Met civielrechtelijke handelingen worden de juridische handelingen met een budgettaire weerslag tussen de instelling en derden bedoeld.
De vaststelling dat werken noodzakelijk zijn moet ter informatie naar de regering worden verzonden.
De aanname van een bestek voor werken aan een gebouw bestemd voor de uitoefening van de eredienst en de beslissing tot gunning van een overheidsopdracht voor deze werken zijn onderworpen aan de goedkeuring van de regering binnen een termijn van 40 dagen.
De akten die op basis van de lijst van korte uiteenzettingen worden gevraagd binnen de 20 dagen vanaf de ontvangst van de lijst, zijn dan weer onderworpen aan het algemeen toezicht van schorsing en/of vernietiging.
De regering kan een akte vernietigen of de uitvoering ervan opschorten zo de raad van bestuur van de instelling of van de vereniging van instellingen zijn bevoegdheden te buiten gaat, de wet schendt of het algemeen belang schaadt.
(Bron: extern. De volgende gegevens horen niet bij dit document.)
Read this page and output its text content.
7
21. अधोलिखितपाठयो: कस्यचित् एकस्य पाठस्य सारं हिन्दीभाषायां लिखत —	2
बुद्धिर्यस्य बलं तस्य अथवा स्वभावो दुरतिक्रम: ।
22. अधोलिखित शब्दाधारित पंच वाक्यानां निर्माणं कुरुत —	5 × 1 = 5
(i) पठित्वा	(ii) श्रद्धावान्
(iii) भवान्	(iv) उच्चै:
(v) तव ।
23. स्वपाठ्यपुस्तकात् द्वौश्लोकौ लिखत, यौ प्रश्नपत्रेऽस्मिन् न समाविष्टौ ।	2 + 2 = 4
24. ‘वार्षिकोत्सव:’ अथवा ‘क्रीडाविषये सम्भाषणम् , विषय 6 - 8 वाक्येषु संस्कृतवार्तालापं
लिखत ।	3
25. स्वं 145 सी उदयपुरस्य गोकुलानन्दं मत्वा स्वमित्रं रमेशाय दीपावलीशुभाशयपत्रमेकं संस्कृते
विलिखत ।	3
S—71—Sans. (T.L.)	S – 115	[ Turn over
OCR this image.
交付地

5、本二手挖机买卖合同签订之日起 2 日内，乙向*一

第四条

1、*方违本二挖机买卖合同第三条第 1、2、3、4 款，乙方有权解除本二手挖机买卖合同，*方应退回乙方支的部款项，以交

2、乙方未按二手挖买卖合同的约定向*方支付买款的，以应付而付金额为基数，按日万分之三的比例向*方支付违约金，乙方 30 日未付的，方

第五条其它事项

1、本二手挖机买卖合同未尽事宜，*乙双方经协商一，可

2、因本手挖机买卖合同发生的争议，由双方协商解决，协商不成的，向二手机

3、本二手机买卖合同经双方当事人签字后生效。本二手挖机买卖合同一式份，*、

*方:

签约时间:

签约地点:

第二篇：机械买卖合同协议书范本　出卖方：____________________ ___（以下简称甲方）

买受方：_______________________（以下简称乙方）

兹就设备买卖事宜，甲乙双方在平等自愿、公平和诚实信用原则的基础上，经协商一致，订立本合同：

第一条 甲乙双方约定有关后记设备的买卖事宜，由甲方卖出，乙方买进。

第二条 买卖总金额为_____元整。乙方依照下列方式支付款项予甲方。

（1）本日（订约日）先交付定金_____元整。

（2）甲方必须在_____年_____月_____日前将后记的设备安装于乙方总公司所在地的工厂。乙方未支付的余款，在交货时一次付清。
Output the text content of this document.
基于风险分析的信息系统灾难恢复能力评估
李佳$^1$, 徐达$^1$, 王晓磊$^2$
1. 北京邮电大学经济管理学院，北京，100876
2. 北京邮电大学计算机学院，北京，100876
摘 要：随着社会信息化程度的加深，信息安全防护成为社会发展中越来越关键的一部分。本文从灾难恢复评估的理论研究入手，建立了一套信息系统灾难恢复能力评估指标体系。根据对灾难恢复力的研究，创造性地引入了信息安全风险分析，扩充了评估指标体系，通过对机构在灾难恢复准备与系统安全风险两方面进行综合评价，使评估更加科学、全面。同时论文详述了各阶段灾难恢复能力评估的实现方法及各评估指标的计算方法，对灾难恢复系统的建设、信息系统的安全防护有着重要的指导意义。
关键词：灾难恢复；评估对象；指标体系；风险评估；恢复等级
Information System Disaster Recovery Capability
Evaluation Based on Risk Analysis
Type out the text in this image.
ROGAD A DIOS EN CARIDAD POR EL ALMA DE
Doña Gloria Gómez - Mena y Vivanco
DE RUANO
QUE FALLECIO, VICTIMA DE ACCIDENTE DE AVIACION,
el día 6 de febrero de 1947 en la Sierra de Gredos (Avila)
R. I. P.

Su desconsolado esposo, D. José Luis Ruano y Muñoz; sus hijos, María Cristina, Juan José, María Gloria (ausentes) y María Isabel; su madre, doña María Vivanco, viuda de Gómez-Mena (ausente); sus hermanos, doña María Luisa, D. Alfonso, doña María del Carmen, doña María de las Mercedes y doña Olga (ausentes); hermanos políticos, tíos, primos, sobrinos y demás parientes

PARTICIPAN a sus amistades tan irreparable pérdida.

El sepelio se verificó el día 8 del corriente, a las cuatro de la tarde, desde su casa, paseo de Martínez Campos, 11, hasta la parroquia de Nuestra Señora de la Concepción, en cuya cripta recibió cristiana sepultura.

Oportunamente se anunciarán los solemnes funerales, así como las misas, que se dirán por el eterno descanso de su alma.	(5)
Het schorsingsbesluit moet worden genomen binnen de termijn van 40 dagen vanaf de ontvangst van de akte door de regering.
Het vernietigingsbesluit moet worden genomen binnen de termijn van 40 dagen vanaf de ontvangst van de akte van de raad van bestuur van de instelling of van de vereniging door de regering of vanaf de ontvangst door de regering van de akte waarbij de raad van bestuur van de instelling de geschorste akte heeft gerechtvaardigd.
Het dwingend toezicht wordt gehandhaafd.
Na twee opeenvolgende, uit de briefwisseling of digitale middelen blijkende waarschuwingen met kopie aan het representatief orgaan, kan de regering één of meer commissarissen gelasten zich ter plaatse te begeven, op de persoonlijke kosten van de leden van de raad van bestuur van de instelling of van de vereniging van instellingen die verzuimd hebben aan de waarschuwingen gevolg te geven, teneinde de gevraagde inlichtingen of opmerkingen in te zamelen of de maatregelen ten uitvoer te brengen die zijn voorgeschreven bij de wetten, decreten, ordonnanties, algemene reglementen en besluiten van de Staat, de Gemeenschappen en de Gewesten.
In geval van een vermoeden van buitenlandse inmenging stelt de regering onverwijld de diensten van Brussel Preventie en Veiligheid op de hoogte, die vervolgens het nodige moeten doen ten aanzien van de bevoegde federale diensten (bv. de Staatsveiligheid).